One Year Later: Juniors Still Wish to Live Off Campus

by The Cowl Editor on April 19, 2018


Administration Explains Their Decision Behind  the Policy

by Brian Garvey ’20

News Staff

Nicholas Crenshaw ’20/The Cowl

One of the most polarizing issues on campus in the past few years has been the off-campus housing situation. There have been plenty of debates concerning who gets to live off campus and when, with strong feelings on both sides of the argument. 

This situation has also spilled over to the on-campus housing situations.The presence of more upperclassmen living on campus, as well as a steady rise in enrollment over the past four years, has contributed to an unhappy living situation for some students. 

However, there are many misconceptions about the reasons behind restricting who can live off campus. There are three motivations for the change to the off-campus housing policy: the first being to increase revenue, the second being to make the campus the center of social life, and the third being to stick to the idea of being a purely residential campus. 

In terms of revenue, Kristine Goodwin, vice president of student affairs at Providence College, stated, “We are a tuition-dependent institution, and the kind of revenue loss we were experiencing was significant. This was a primary reason for looking into the policy.”

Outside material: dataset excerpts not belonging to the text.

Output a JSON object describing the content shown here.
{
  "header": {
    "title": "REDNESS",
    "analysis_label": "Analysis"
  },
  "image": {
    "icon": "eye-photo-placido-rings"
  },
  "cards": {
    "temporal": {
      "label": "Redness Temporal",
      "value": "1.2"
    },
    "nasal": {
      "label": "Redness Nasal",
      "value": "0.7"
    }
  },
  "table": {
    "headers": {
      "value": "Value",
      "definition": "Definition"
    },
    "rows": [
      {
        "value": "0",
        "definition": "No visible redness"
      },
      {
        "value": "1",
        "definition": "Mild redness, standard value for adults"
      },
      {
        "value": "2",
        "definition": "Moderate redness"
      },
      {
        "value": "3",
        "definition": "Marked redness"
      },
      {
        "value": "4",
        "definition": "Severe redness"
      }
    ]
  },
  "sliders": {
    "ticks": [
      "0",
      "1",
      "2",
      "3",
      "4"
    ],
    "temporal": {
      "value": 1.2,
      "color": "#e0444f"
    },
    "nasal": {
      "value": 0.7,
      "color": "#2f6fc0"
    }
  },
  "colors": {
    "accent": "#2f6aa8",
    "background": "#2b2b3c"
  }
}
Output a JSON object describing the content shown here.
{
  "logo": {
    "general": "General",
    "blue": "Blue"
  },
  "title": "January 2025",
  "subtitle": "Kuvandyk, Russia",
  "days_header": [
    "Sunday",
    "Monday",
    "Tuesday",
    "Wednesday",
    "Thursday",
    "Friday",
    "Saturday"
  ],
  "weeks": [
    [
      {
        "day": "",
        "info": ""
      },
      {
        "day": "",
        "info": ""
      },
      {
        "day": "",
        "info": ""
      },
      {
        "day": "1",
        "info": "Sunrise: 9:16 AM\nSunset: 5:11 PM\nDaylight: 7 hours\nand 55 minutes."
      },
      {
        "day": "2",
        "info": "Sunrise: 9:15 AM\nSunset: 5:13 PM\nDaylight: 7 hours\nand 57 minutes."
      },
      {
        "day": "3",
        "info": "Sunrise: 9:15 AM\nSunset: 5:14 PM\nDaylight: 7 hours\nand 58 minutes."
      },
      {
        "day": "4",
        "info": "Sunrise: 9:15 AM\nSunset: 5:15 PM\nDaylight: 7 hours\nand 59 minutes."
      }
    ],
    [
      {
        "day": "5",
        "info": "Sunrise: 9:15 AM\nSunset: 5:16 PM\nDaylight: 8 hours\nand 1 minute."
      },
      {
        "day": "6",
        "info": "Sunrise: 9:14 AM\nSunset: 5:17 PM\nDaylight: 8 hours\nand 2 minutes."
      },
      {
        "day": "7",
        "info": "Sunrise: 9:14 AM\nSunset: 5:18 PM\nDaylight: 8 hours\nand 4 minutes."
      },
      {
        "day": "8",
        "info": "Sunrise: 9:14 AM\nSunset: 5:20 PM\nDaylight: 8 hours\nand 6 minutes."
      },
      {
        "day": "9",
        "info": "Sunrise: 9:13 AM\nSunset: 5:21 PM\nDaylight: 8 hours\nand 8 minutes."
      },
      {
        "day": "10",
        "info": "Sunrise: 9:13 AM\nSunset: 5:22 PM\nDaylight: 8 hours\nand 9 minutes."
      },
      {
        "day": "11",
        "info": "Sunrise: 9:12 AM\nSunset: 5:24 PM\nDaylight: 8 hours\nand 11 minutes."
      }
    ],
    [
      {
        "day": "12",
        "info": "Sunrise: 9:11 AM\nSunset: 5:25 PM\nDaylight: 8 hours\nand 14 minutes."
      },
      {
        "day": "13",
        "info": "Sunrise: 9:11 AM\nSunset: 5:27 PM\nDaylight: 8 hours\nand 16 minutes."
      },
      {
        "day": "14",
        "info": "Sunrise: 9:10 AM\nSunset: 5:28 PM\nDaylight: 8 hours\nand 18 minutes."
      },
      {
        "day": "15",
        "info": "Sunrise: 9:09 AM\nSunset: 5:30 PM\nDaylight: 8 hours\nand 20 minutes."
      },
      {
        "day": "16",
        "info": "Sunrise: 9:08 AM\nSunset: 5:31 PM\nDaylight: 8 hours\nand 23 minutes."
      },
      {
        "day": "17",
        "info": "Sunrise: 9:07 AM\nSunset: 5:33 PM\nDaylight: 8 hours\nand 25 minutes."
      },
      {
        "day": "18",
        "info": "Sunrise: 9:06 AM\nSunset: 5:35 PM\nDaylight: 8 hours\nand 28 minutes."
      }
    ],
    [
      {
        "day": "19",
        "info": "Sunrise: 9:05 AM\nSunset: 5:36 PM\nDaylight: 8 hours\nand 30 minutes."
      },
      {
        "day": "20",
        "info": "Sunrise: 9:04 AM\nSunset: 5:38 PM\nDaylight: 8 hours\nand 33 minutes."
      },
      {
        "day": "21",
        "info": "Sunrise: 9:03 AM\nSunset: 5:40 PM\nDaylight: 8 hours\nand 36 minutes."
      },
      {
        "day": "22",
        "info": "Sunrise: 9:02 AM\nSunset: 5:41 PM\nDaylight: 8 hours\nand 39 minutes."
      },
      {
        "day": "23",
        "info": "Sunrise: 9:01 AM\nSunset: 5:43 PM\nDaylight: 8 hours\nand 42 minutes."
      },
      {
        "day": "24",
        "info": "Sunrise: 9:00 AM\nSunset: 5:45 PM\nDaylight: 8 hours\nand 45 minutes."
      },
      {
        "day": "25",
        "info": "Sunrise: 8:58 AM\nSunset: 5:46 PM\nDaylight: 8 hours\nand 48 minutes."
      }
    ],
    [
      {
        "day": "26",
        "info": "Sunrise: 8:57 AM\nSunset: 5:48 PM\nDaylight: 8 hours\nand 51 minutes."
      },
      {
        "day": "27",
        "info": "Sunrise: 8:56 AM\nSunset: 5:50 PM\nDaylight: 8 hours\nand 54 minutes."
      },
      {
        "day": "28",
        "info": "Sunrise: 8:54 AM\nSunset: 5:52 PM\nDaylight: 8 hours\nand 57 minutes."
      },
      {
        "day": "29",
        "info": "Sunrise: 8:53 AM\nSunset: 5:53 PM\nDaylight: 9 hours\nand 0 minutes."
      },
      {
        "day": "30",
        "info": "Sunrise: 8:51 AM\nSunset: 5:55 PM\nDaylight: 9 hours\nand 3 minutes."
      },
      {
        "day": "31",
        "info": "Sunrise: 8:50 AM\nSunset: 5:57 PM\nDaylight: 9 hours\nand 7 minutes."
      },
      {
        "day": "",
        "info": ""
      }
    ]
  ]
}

The administration believes that the school should follow through with the idea of being a “residential campus,” in that students should be residing on campus and taking advantage of everything the campus has to offer. 

“Our studies have shown that there has been an increase in participation and utilization in regards to involvement,”  said Steven Sears, associate vice president and dean of students. “Some of that success varies on the individual too, in that if you don’t take advantage of what’s offered to you, you may never experience the positive impact of things we are providing.” 

Another issue students have debated and discussed is the quality of residence halls. As stated above, the student population at PC has been on the rise, and as a result students have questioned why they are being asked to live on campus for an additional year. Joe McDonald ’20 said, “I feel that after two years of penance in residence halls I should be able to make the choice to move off campus. Sometimes I feel as if there simply isn’t enough rooms to go around.” 

Jana Valentine, director of residence life, stated, “I think that there is a perception that there is not enough space for everyone, but we can accommodate everyone on campus.” Dean Sears also stated, “We are really looking to review our residence halls and the quality of our facilities.” The board of trustees will also be voting on a residential master plan this coming June.

Off-campus housing is mainly controlled by the 02908 Club, with very few different options. This is due to the quality of 02908 homes, as well as the location and recognizable brand; most students have a 02908 shirt somewhere in their wardrobe. Bob McCann, a head partner of the 02908 Club, stated, “Some of the most attractive parts of 02908 reside in the fact that you have access to the house throughout the summer and over breaks. I also feel that being off campus is part of the student experience, as I feel that the experience of being in your own nice house is unmatched.” Some students, however, feel that more off campus options would be more desirable. 

“I really like the quality of the house, but it’s tough signing a lease in the first few weeks of sophomore year,” said Ryan Gallahue ’20. “Without the flexibility of being able to make decisions closer to senior year, it is tougher to choose off-campus housing over the simplicity of an apartment on campus senior year.” 

Other students also expressed complaints over the early lease, and Goodwin stated, “We are fundamentally opposed to students needing to decide their freshman and sophomore years where and who they would be living with years later.” 

Ultimately, the administration wants students to know that if students want their questions answered, if they want to suggest changes, the door is always open. “The student voice at PC is so important. When Jana [Valentine]says come to office to talk, she really means that,” Stanley Vieira, director of citizenship and off-campus life, said. “I’ve yet to see a Residence Life office that works so collaboratively with students. That’s just what PC does.” 

Students are more than welcome to visit the residence life office, as well as talk to their respective hall directors about questions or ideas they have.